Donetsk communists host Cosmonautics Day for kids
In the former Soviet Union, Cosmonautics Day on April 12 celebrates the anniversary of the first space flight by a human, Cosmonaut Yuri Gagarin, on April 12, 1961, and the great advances in space exploration opened up by socialist construction in the USSR.
Communists in the city of Donetsk, capital of the Donetsk People’s Republic, held a festival for children in honor of Cosmonautics Day, with chalk drawing, music and renovation of the playground at the local planetarium.
The centerpiece was the refurbishing and stenciling of rocket-themed playground equipment with images of Gagarin and other symbols of the Soviet space program.

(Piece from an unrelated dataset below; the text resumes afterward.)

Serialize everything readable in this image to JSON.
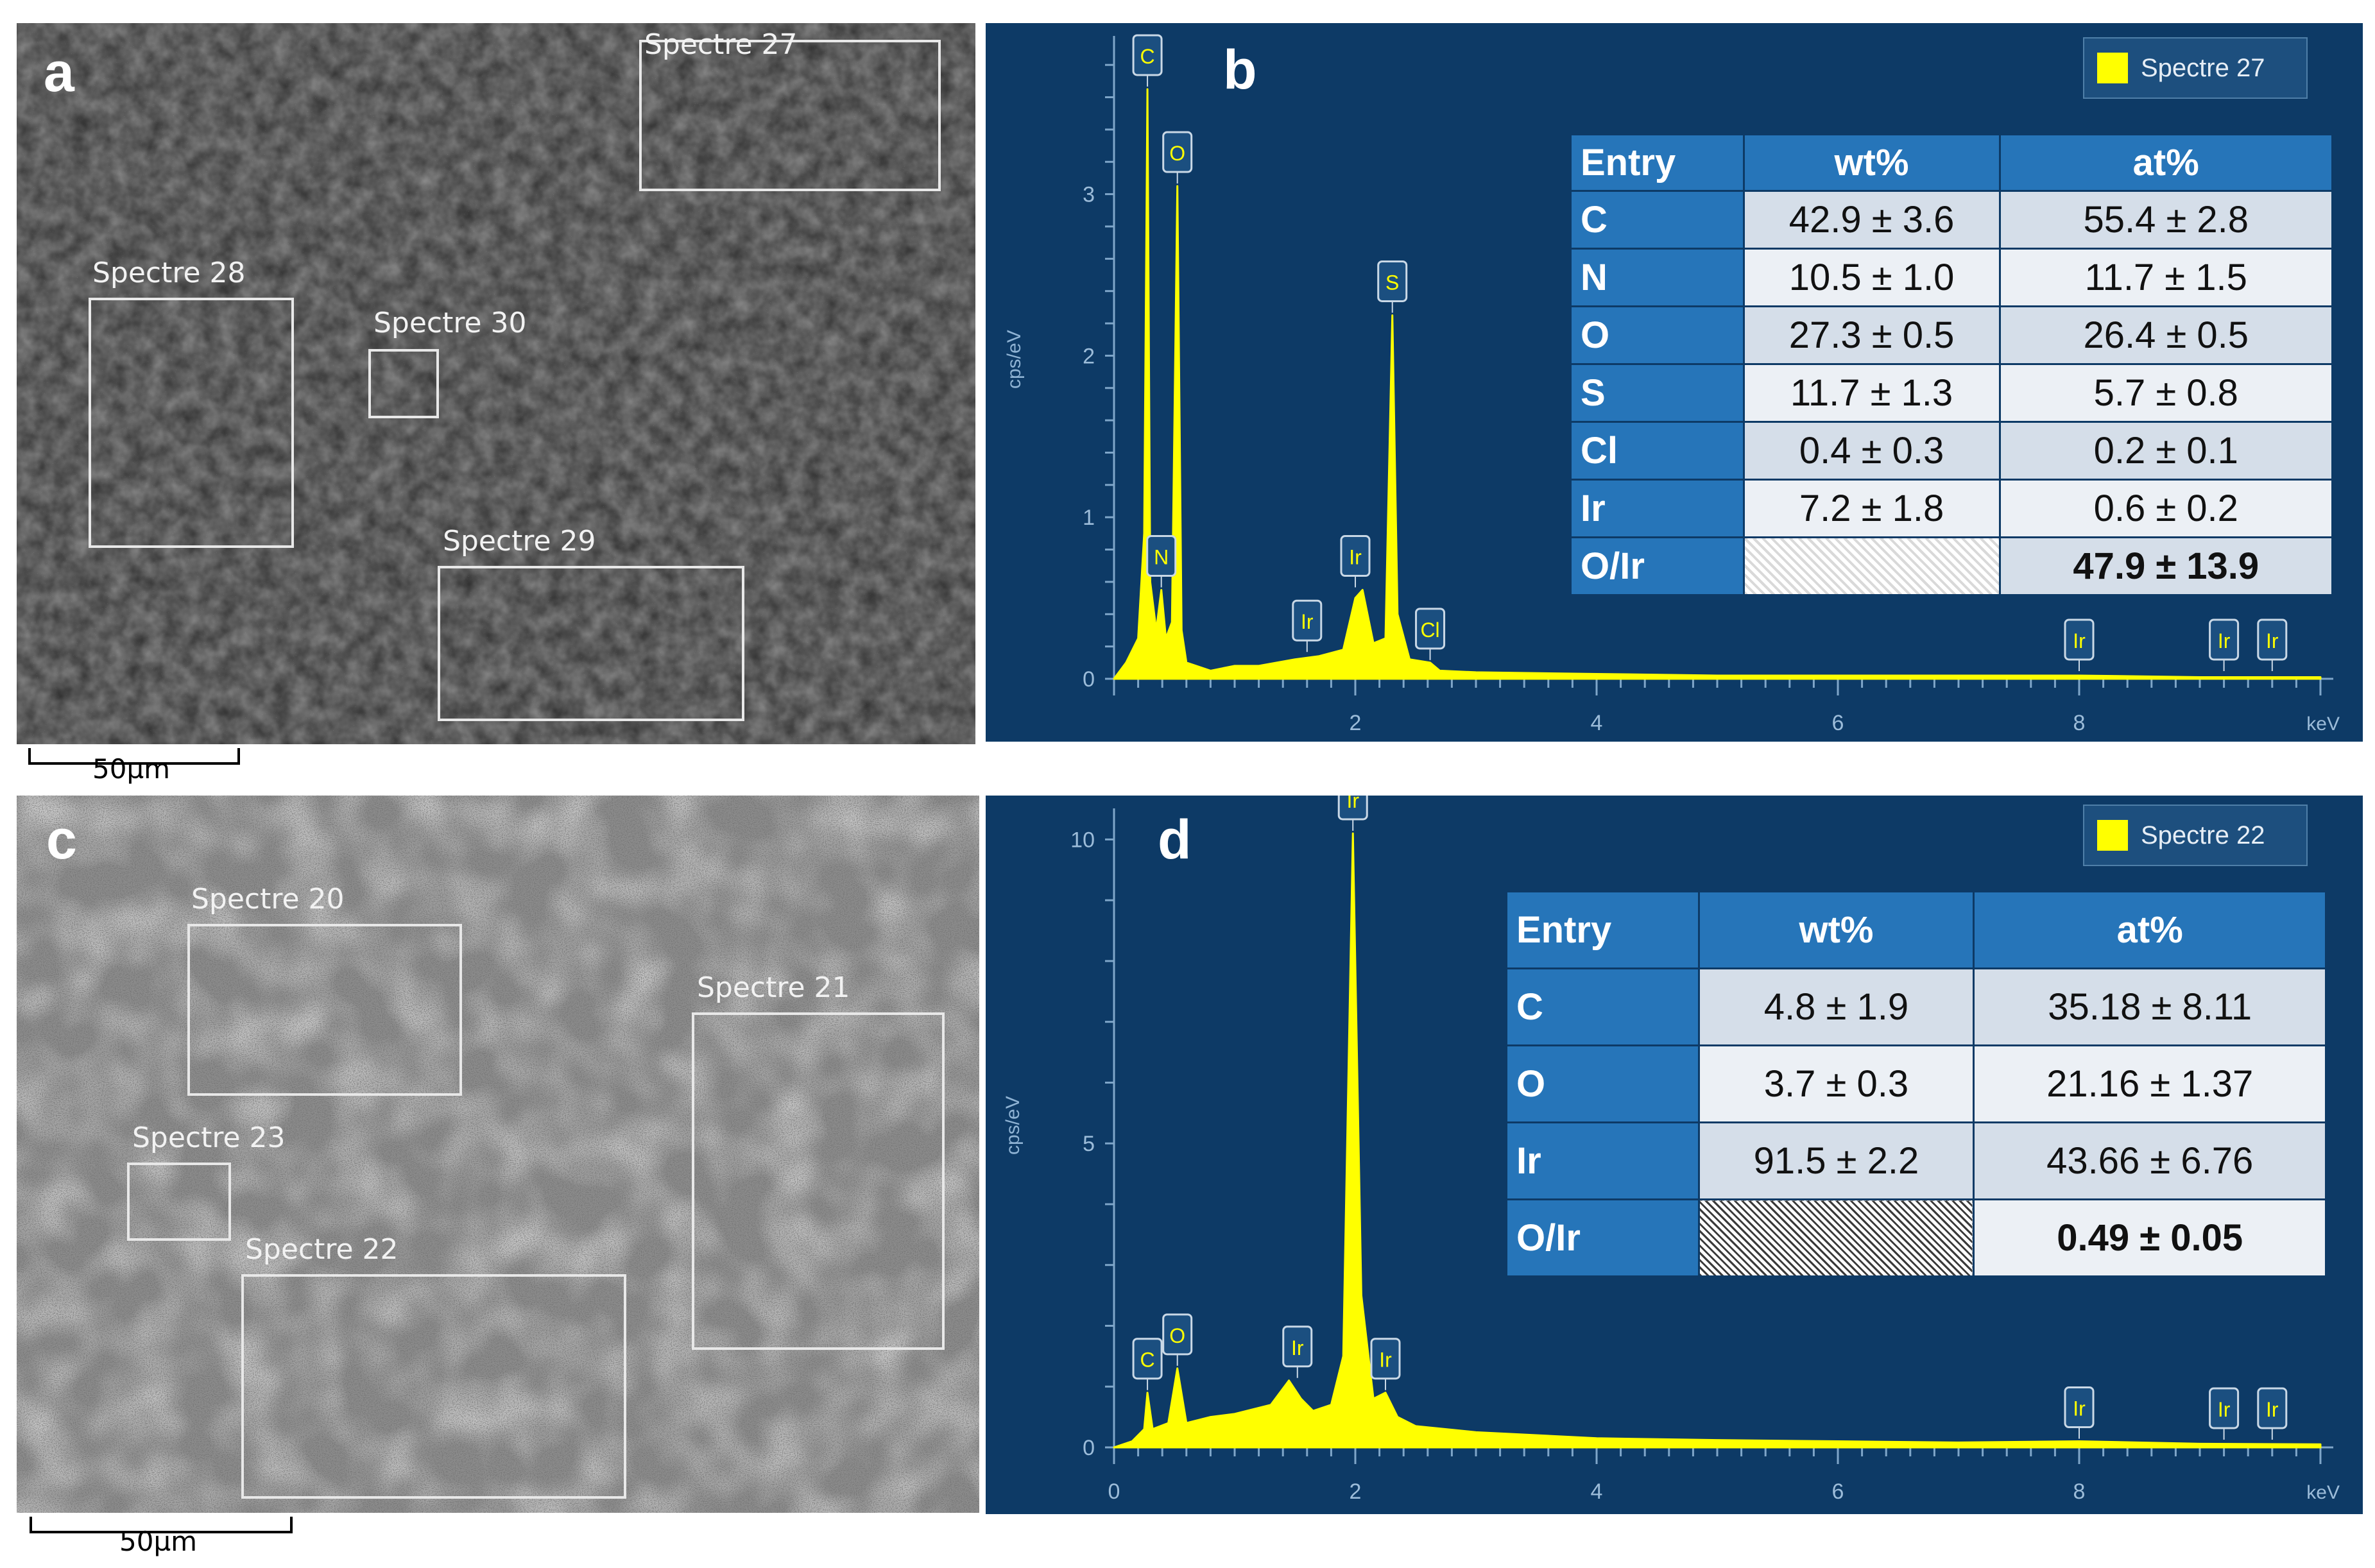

This year, the Communist Union of Donbass and the Workers’ Party of Donbass put out a call to “celebrate Cosmonautics Day under the red flag!” These recently founded, activism-oriented groups unite veteran organizers with youth, and local communists with political exiles from Ukraine, where the far-right government backed by Washington has banned communist organizations and unleashed neo-Nazi groups against opponents.
Svetlana Licht told Workers World: “We gave the kids crayons and paper for airplanes. They all scrambled immediately to draw rockets, Gagarin and, more often than not, our planet. They told us all they knew about the Soviet space program, Gagarin, and Belka and Strelka [the first dogs in space].

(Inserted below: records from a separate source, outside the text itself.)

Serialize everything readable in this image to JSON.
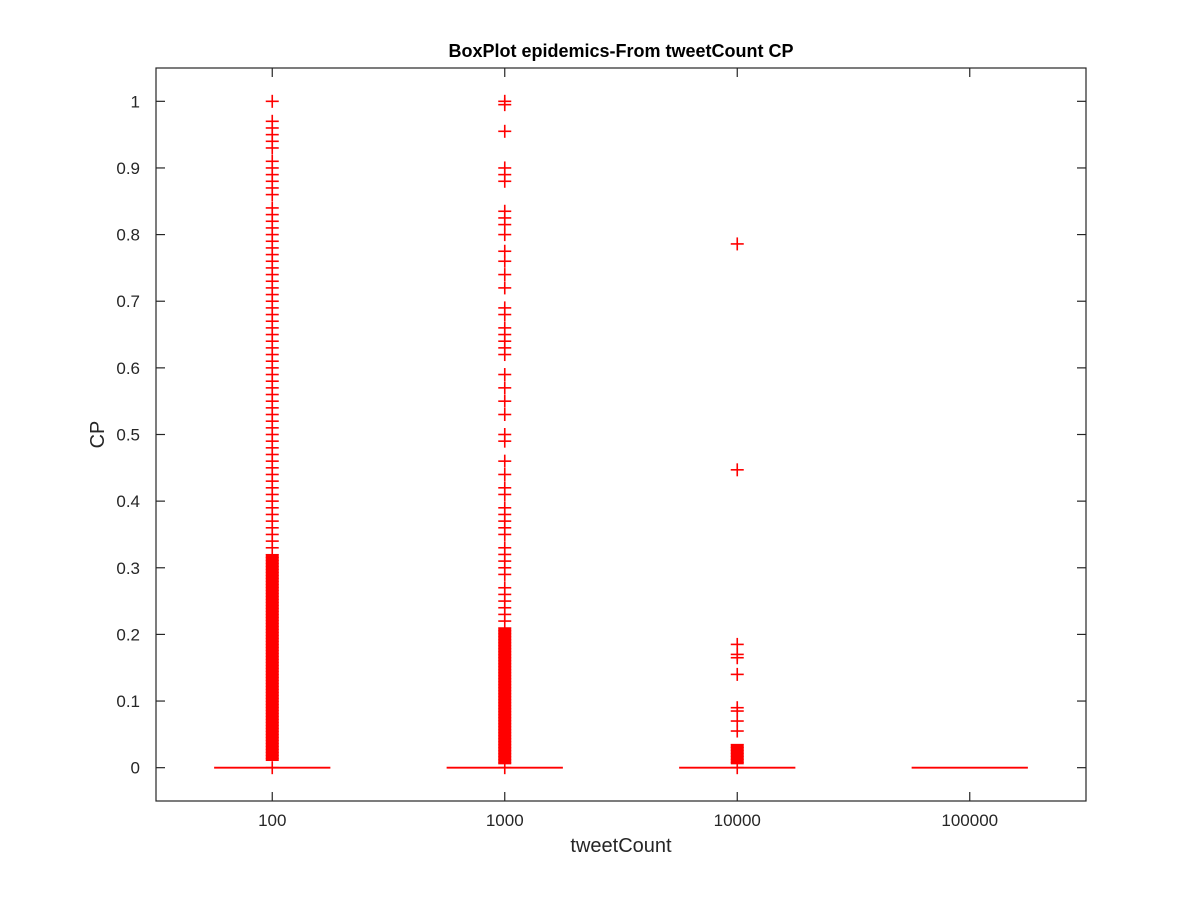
{
  "chart_data": {
    "type": "box",
    "title": "BoxPlot epidemics-From tweetCount CP",
    "xlabel": "tweetCount",
    "ylabel": "CP",
    "categories": [
      "100",
      "1000",
      "10000",
      "100000"
    ],
    "ylim": [
      -0.05,
      1.05
    ],
    "yticks": [
      "0",
      "0.1",
      "0.2",
      "0.3",
      "0.4",
      "0.5",
      "0.6",
      "0.7",
      "0.8",
      "0.9",
      "1"
    ],
    "grid": false,
    "legend": "none",
    "color": "#ff0000",
    "boxes": [
      {
        "category": "100",
        "min": 0,
        "q1": 0,
        "median": 0,
        "q3": 0,
        "max": 0,
        "outlier_band": [
          0.01,
          0.32
        ],
        "outliers": [
          0.33,
          0.34,
          0.35,
          0.36,
          0.37,
          0.38,
          0.39,
          0.4,
          0.41,
          0.42,
          0.43,
          0.44,
          0.45,
          0.46,
          0.47,
          0.48,
          0.49,
          0.5,
          0.51,
          0.52,
          0.53,
          0.54,
          0.55,
          0.56,
          0.57,
          0.58,
          0.59,
          0.6,
          0.61,
          0.62,
          0.63,
          0.64,
          0.65,
          0.66,
          0.67,
          0.68,
          0.69,
          0.7,
          0.71,
          0.72,
          0.73,
          0.74,
          0.75,
          0.76,
          0.77,
          0.78,
          0.79,
          0.8,
          0.81,
          0.82,
          0.83,
          0.84,
          0.86,
          0.87,
          0.88,
          0.89,
          0.9,
          0.91,
          0.93,
          0.94,
          0.95,
          0.96,
          0.97,
          1.0
        ]
      },
      {
        "category": "1000",
        "min": 0,
        "q1": 0,
        "median": 0,
        "q3": 0,
        "max": 0,
        "outlier_band": [
          0.005,
          0.21
        ],
        "outliers": [
          0.22,
          0.23,
          0.24,
          0.25,
          0.26,
          0.27,
          0.29,
          0.3,
          0.31,
          0.32,
          0.33,
          0.35,
          0.36,
          0.37,
          0.38,
          0.39,
          0.41,
          0.42,
          0.44,
          0.46,
          0.49,
          0.5,
          0.53,
          0.55,
          0.57,
          0.59,
          0.62,
          0.63,
          0.64,
          0.65,
          0.66,
          0.68,
          0.69,
          0.72,
          0.74,
          0.76,
          0.775,
          0.8,
          0.815,
          0.825,
          0.835,
          0.88,
          0.89,
          0.9,
          0.955,
          0.995,
          1.0
        ]
      },
      {
        "category": "10000",
        "min": 0,
        "q1": 0,
        "median": 0,
        "q3": 0,
        "max": 0,
        "outlier_band": [
          0.005,
          0.035
        ],
        "outliers": [
          0.055,
          0.07,
          0.085,
          0.09,
          0.14,
          0.165,
          0.17,
          0.185,
          0.447,
          0.786
        ]
      },
      {
        "category": "100000",
        "min": 0,
        "q1": 0,
        "median": 0,
        "q3": 0,
        "max": 0,
        "outlier_band": null,
        "outliers": []
      }
    ]
  }
}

“I told the children that Gagarin and [spacecraft designer Sergei] Korolev dreamed of arranging a flight to the moon. The kids apparently decided that the moon was not enough for the Soviet space program, so they drew Gagarin on Pluto.”

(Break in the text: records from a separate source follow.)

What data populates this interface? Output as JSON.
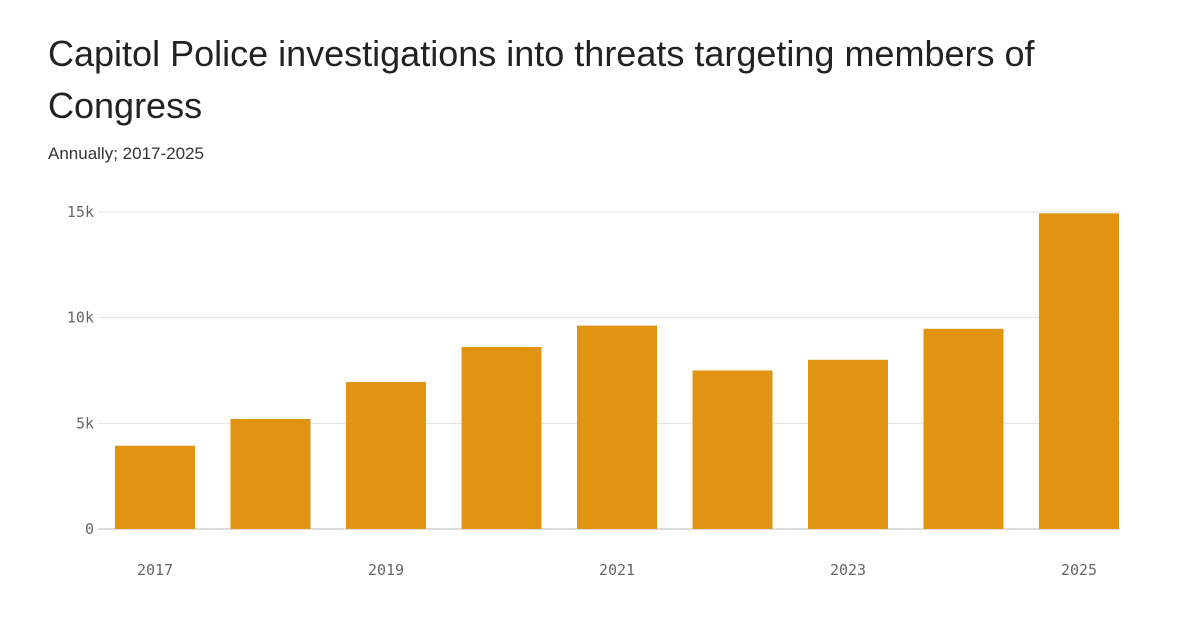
{
  "chart_data": {
    "type": "bar",
    "title": "Capitol Police investigations into threats targeting members of Congress",
    "subtitle": "Annually; 2017-2025",
    "categories": [
      "2017",
      "2018",
      "2019",
      "2020",
      "2021",
      "2022",
      "2023",
      "2024",
      "2025"
    ],
    "values": [
      3939,
      5206,
      6955,
      8613,
      9625,
      7501,
      8008,
      9474,
      14938
    ],
    "x_tick_labels": [
      "2017",
      "",
      "2019",
      "",
      "2021",
      "",
      "2023",
      "",
      "2025"
    ],
    "y_ticks": [
      0,
      5000,
      10000,
      15000
    ],
    "y_tick_labels": [
      "0",
      "5k",
      "10k",
      "15k"
    ],
    "ylim": [
      0,
      15000
    ],
    "xlabel": "",
    "ylabel": "",
    "grid": true,
    "bar_color": "#E09412"
  }
}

Residents are working hard to rebuild from two years of war unleashed by the Ukrainian regime against Donetsk and its sister independent republic, Lugansk. And they are persevering, despite continued Ukrainian shelling of the capital and other towns and villages.
Members of the Communist Union and the Workers’ Party have been active in the reconstruction efforts, including spring subbotniks (days of volunteer labor) on weekends. They promised to return to the planetarium later in April to make further renovations and improvements to the playground.